Pin It

20180730 pERPUSNAS

JAKARTA – Gratifikasi merupakan pemberian dalam arti luas. Pengaturan dan penyebutan gratifikasi secara spesifik dikenal sejak disahkannya Undang-Undang Nomor 20 Tahun 2001 tentang Perubahan atas Undang-Undang Nomor 31 Tahun 1999 tentang Pemberantasan Tindak Pidana Korupsi (UU Tipikor). “Perpustakaan Nasional menyelenggarakan Bimbingan Teknis Program Pengendalian Gratifikasi sehingga diharapkan setiap unit kerja dapat mengimplementasikan kebijakan-kebijakan tentang pengendalian gratifikasi yang akan difasilitasi oleh tim unit pengendalian gratifikasi di lembaga Perpustakaan Nasional,” ujar Inspektur Perpustakaan Nasional Darmadi.
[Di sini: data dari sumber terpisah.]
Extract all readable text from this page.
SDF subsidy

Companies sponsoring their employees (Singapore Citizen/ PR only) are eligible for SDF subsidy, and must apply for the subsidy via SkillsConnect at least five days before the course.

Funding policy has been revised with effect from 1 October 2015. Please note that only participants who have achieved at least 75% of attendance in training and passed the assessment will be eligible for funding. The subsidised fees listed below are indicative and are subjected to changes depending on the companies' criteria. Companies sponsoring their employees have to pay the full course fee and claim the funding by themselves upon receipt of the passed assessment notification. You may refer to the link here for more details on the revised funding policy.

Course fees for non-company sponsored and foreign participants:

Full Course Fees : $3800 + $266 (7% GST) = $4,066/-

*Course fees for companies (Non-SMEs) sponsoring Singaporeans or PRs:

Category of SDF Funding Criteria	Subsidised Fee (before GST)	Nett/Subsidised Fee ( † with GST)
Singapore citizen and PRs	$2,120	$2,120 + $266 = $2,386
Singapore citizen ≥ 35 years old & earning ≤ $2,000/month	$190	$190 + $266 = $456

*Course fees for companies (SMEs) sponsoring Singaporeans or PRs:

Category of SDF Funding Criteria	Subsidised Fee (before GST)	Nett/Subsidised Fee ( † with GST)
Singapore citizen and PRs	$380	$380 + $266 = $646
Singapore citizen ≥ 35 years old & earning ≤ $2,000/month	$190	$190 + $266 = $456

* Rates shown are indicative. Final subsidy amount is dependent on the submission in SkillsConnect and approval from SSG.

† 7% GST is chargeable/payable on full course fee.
Bimbingan Teknis (bimtek) yang diselenggarakan di Ruang Auditorium Salemba, pada hari Senin (30/7) mengundang seluruh pimpinan tinggi pratama merangkap Pejabat Pembuat Komitmen (PPK), Unit Layanan Pengadaan (ULP), unit perijinan operasional, unit perijinan terkait ISBN dan ISMN, serta UPT Perpustakaan Proklamator Bung Karno dan UPT Perpustakaan Proklamator Bung Hatta.

Kepala Perpustakaan Nasional Muhammad Syarif Bando dalam sambutannya mengatakan bahwa diselenggarakannya bimtek merupakan suatu cara untuk saling menguatkan komitmen bersama antara Komisi Pemberantasan Korupsi (KPK) dan Perpustakaan Nasional agar tidak terjadi penyimpangan. “Masalah gratifikasi saya kira terkait dengan tugas pokok dan fungsi di satu sisi sangat tergantung personalitynya, selama personalitynya tidak memiliki komitmen maka apapun caranya bisa saja terjadi,” terang Syarif. Praktik penerimaan hadiah merupakan sesuatu yang wajar dari sudut pandang relasi pribadi, sosial dan adat-istiadat, akan tetapi ketika hal tersebut dijangkiti kepentingan lain dalam relasi kuasa maka cara pandang gratifikasi adalah netral tidak bisa dipertahankan. Hal itulah berdasarkan UU Nomor 20 Tahun 2001 sebagaimana disebut Pasal 12B  sebagai gratifikasi yang dianggap suap, yaitu gratifikasi yang terkait dengan jabatan dan bertentangan dengan kewajiban atau tugas penerima.

Terkait pengendalian gratifikasi, Syarif menerangkan bahwa tidak hanya sosialisasi melalui bimtek saja namun juga telah mengirimkan surat edaran kepada seluruh stakeholder untuk tidak  mengambil manfaat atau gratifikasi atas penggunaan fasilitas Perpustakaan Nasional. “Kami ngotot terhadap Kemenkeu terhadap penggunaan ruangan di gedung fasilitas layanan Perpusnas Medan Merdeka Selatan untuk tidak dijadikan PNBP, karena perpustakaan merupakan suatu institusi penting dalam membangun suatu peradaban. Saya pikir daripada minta uang seratus juta ke Kemenkeu untuk promosi perpustakaan lebih baik menggratiskan pemanfaatan fasilitas namun dapat memberikan manfaat promosi perpustakaan senilai milyaran,” tegas Syarif. Syarif menghimbau kepada seluruh peserta untuk mengikuti bimtek dengan sungguh-sungguh sehingga dapat melayani masyarakat sebaik-baiknya dan menunjukkan komitmen dengan  Komisi Pemberantasan KPK untuk wujudkan zona integritas. ”Dunia cukup besar untuk memenuhi kebutuhan setiap orang, namun dunia terlalu kecil untuk bisa memenuhi kerakusan manusia.” tutup Syarif mengutip Mahatma Gandhi.